The other day one of my friends was talking about how she would like another baby – a brother or sister for her three boys. ‘Why don’t you adopt?’ asked another friend, a mum of two who works in social services. ‘There are so many needy children out there who need homes, it’s heartbreaking.’
She’s right, of course, and when you’re a mum you do feel guilty that your child should have so much love and security when other children have nothing.
That’s why I can, in a way, understand Madonna’s urge to adopt Mercy James. When you’re so rich it must feel natural to want to spread the wealth.
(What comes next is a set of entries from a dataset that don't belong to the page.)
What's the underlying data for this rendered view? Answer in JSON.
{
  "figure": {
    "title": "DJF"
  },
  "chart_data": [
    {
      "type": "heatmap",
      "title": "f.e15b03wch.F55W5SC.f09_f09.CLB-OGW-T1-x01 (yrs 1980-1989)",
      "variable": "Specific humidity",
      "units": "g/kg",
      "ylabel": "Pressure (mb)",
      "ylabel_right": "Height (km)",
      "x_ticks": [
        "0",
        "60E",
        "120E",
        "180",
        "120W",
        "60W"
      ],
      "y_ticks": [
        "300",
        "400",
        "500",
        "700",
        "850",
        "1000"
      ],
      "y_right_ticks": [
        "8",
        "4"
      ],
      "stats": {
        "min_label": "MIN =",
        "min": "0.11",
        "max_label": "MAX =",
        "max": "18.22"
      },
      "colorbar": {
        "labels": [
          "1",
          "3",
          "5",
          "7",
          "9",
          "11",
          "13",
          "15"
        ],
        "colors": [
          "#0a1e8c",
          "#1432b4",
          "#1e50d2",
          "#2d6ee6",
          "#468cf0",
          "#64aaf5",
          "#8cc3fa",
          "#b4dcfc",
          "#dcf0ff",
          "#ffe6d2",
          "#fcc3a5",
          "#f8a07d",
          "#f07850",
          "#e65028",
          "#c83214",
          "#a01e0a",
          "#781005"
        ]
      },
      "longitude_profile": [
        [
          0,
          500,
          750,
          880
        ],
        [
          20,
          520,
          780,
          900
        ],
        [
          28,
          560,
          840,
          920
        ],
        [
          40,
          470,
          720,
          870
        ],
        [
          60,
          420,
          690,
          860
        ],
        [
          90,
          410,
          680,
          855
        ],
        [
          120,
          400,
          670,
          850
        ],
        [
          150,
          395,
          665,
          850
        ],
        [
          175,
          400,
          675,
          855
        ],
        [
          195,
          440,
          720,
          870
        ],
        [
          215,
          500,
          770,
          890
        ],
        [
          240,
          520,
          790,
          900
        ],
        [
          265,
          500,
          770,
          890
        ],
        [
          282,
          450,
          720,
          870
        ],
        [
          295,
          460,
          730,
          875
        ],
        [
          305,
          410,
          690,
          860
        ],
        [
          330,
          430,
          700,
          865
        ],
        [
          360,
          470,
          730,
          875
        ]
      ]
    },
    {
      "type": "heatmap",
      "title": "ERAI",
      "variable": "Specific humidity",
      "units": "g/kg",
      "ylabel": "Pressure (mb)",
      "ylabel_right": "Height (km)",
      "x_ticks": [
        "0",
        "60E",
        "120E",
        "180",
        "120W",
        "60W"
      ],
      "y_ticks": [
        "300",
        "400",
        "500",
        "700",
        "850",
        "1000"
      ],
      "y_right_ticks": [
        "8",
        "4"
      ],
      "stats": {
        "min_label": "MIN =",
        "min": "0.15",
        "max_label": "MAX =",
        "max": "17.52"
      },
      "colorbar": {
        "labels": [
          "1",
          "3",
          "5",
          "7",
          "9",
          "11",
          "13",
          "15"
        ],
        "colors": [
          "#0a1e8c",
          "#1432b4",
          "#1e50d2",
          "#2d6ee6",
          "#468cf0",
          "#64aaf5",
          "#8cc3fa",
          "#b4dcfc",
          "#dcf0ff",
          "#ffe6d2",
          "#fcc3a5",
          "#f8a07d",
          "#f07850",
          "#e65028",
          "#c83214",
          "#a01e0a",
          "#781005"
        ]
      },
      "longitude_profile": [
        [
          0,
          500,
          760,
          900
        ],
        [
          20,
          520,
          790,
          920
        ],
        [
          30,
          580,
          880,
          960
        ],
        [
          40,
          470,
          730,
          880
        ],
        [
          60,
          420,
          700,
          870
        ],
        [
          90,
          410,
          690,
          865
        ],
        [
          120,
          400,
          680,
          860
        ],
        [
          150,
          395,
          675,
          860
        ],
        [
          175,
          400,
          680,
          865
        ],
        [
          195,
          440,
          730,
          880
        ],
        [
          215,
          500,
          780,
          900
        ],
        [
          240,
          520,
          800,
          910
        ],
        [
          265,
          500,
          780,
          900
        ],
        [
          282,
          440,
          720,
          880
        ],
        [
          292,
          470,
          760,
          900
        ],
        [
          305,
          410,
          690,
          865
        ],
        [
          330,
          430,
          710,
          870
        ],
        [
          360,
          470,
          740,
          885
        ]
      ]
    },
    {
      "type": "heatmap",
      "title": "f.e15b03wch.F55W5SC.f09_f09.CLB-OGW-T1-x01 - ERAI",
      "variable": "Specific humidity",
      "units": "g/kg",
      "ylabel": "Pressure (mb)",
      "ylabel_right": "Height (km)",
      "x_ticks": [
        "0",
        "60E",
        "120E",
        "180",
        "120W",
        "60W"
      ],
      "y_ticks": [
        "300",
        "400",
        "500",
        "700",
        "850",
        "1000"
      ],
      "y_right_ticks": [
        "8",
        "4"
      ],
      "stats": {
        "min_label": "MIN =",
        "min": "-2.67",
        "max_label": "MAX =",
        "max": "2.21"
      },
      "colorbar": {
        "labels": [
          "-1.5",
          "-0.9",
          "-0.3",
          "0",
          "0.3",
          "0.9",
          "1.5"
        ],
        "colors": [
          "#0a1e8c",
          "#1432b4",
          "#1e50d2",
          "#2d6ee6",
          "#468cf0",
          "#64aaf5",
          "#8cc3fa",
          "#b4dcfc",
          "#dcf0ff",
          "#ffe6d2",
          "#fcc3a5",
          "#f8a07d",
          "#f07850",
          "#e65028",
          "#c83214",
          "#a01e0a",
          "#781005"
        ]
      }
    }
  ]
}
Two of my friends were adopted because their birth parents were unfit/unwilling to care for them, and they’ve definitely had much better lives as a result.
But I’m growing increasingly uncomfortable with the way the adoption has been handled. Someone as powerful as Madonna could surely adopt in private, as the actor Ewan McGregor did a few years ago. And I’d also like to know why it wasn’t possible for Madonna to go and and bring Mercy back to the UK herself – reportedly sending a nanny and an entourage of staff.
A few years ago another Hollywood A-lister, the actress Jamie Lee Curtis, an adoptive mum of two, wrote the children’s book ‘Tell Me Again About The Night I Was Born’ (available from Waterstones). Of course, being written by an American film star, it’s a bit sugary and sentimental, but it does include some genuinely touching moments, including the sentence, ‘tell me again how you carried me like a china doll all the way home.’
One look at the bewildered expression on little Mercy’s face tells you she’s as fragile and precious as a china doll. I do hope she’s happy in her new home.